Het is waar, dat het Protestantisme dit Roomsche en in den grond
heidensche bijgeloof in den eersten tijd bijna geheel onaangetast
heeft gelaten; heksengeloof en heksenprocessen werden door de
Protestanten even sterk als door de Roomschen verdedigd en later
door de Roomschen (Spina, Molitor, Loos, Tanner, von Spee)
evengoed als door de Protestanten (Weier 1563, Godelmann 1562,
Reginald Scott 1584, van Dale 1685, Bekker 1691, Thomasius 1701)
bestreden; op voorgang van Luther, kenden de Lutherschen eene
zeer groote macht aan den duivel toe, leidden alle kwaad uit hem af
en handhaafden het exorcisme, Köstlin, Luthers Theol. II 351 f.
Müller, Symb. Bücher 477. 483. 771, cf. Roskoff, t. a. p. II 364 f.
Philippi, Kirchl. Gl. III 341. Maar toch bracht de Reformatie, vooral in
haar Calvinistische vertakking, in het duivelgeloof wel terdege eene
belangrijke wijziging aan. Teruggaande tot de Schrift en bij hare
gegevens blijvende staan, belijdende de volstrekte souvereiniteit
Gods, kon zij in Satan en zijne engelen, hoe machtig ook, toch niet
anders zien dan schepselen, die zonder Gods wil zich noch roeren
noch bewegen kunnen. Rationalistisch was de Hervorming niet. Zij
hield staande, dat er booze geesten waren, die op de menschen,
vooral op hun verbeelding, inwerken en hen zelfs tot hun instrument
verlagen konden. Maar deze macht van Satan over de menschheid
was toch altijd aan Gods voorzienigheid onderworpen; zij was in de
eerste plaats ethisch van aard en had in de zonde haar oorsprong;
zij was bovendien binnen enge grenzen beperkt; niet Satan, maar
God is de Schepper van het licht en de duisternis, van het goede en
het kwade; ziekte en dood worden door Hem ons toegezonden, Jes.

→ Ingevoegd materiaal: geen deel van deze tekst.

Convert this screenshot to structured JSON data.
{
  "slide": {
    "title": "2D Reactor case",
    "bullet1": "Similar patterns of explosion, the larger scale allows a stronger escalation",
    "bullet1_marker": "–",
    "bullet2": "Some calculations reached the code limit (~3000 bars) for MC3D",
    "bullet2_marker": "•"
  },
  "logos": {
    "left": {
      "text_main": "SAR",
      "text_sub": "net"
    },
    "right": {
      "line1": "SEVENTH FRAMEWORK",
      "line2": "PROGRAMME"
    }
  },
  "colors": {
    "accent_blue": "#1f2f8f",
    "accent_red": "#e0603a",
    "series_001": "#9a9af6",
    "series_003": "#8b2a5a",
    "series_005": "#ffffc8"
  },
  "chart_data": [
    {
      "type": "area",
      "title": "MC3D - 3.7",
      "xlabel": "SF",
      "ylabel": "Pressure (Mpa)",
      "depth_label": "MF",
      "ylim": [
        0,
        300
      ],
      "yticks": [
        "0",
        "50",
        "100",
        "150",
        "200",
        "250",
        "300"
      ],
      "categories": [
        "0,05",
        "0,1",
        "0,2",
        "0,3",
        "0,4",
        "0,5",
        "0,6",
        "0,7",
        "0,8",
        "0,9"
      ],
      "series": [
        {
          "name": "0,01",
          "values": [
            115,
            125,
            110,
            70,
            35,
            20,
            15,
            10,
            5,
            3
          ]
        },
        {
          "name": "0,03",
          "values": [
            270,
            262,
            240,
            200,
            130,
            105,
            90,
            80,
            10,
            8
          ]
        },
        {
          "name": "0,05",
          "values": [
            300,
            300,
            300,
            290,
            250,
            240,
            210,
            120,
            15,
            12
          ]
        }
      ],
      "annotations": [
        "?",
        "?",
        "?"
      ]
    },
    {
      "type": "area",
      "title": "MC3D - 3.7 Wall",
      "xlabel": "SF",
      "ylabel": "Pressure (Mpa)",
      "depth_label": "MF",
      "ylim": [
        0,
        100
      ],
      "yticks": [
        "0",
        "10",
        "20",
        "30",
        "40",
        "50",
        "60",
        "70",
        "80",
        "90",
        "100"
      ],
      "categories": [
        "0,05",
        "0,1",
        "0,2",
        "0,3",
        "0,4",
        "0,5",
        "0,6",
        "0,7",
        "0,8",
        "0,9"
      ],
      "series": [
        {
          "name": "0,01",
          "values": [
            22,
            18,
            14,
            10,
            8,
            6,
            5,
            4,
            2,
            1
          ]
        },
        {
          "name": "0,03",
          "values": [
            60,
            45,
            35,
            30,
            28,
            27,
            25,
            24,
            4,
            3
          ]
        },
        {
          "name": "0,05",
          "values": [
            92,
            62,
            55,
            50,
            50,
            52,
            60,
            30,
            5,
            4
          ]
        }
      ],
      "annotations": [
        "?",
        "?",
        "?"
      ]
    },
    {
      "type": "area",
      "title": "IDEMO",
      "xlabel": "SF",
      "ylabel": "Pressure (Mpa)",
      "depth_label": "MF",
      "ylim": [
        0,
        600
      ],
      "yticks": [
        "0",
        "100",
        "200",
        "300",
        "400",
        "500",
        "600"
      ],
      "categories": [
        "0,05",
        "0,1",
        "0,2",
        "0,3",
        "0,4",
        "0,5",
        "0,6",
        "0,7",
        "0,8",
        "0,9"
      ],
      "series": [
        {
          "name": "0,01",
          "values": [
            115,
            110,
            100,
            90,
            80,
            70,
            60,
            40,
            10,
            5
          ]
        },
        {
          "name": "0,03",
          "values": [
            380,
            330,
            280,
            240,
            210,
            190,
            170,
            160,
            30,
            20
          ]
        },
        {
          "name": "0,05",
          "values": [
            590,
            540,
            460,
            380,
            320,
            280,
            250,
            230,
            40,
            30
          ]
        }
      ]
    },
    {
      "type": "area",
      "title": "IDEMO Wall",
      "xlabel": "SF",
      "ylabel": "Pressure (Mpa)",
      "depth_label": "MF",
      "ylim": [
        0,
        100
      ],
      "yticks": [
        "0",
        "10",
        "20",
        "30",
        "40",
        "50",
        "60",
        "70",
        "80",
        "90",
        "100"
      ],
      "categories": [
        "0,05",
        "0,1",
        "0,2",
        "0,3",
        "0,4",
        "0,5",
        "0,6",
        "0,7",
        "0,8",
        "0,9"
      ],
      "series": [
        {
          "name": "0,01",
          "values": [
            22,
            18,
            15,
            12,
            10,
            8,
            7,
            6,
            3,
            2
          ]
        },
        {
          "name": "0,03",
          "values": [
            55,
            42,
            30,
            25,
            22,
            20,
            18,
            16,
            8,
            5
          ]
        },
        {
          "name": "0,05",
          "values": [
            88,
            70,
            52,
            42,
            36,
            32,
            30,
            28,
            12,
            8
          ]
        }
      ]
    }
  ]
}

45:7. Hebr. 2:7 zegt alleen, dat Satan het geweld des doods heeft,
wijl hij door de zonde den dood in de wereld tot heerschappij heeft
gebracht en dus menschenmoorder is van den beginne, Joh. 8:44.
Ons leven en levenseinde is niet in Satans maar in Gods hand. Luk.
13:11, 16 en 2 Cor. 12:7 geven geen recht, om alle ziekte en kwaal
aan Satan toe te schrijven. En voorts kan Satan niet scheppen en
iets uit niet voortbrengen, hij kan noch als incubus noch als
succubus kinderen voortbrengen, hij kan geen menschen in dieren
veranderen, ter dood brengen of in het leven terugroepen; hij kan
niet onmiddelijk op verstand en wil inwerken, hij kan de substantie
en de qualiteit der dingen niet veranderen enz., Voetius, Disp. I 906
sq., en voorts Polanus, Synt. V c. 12. Zanchius, Op. III 167-216.
Synopsis pur. theol. XII 36 sq. Turretinus, Theol. El. VII qu. 5.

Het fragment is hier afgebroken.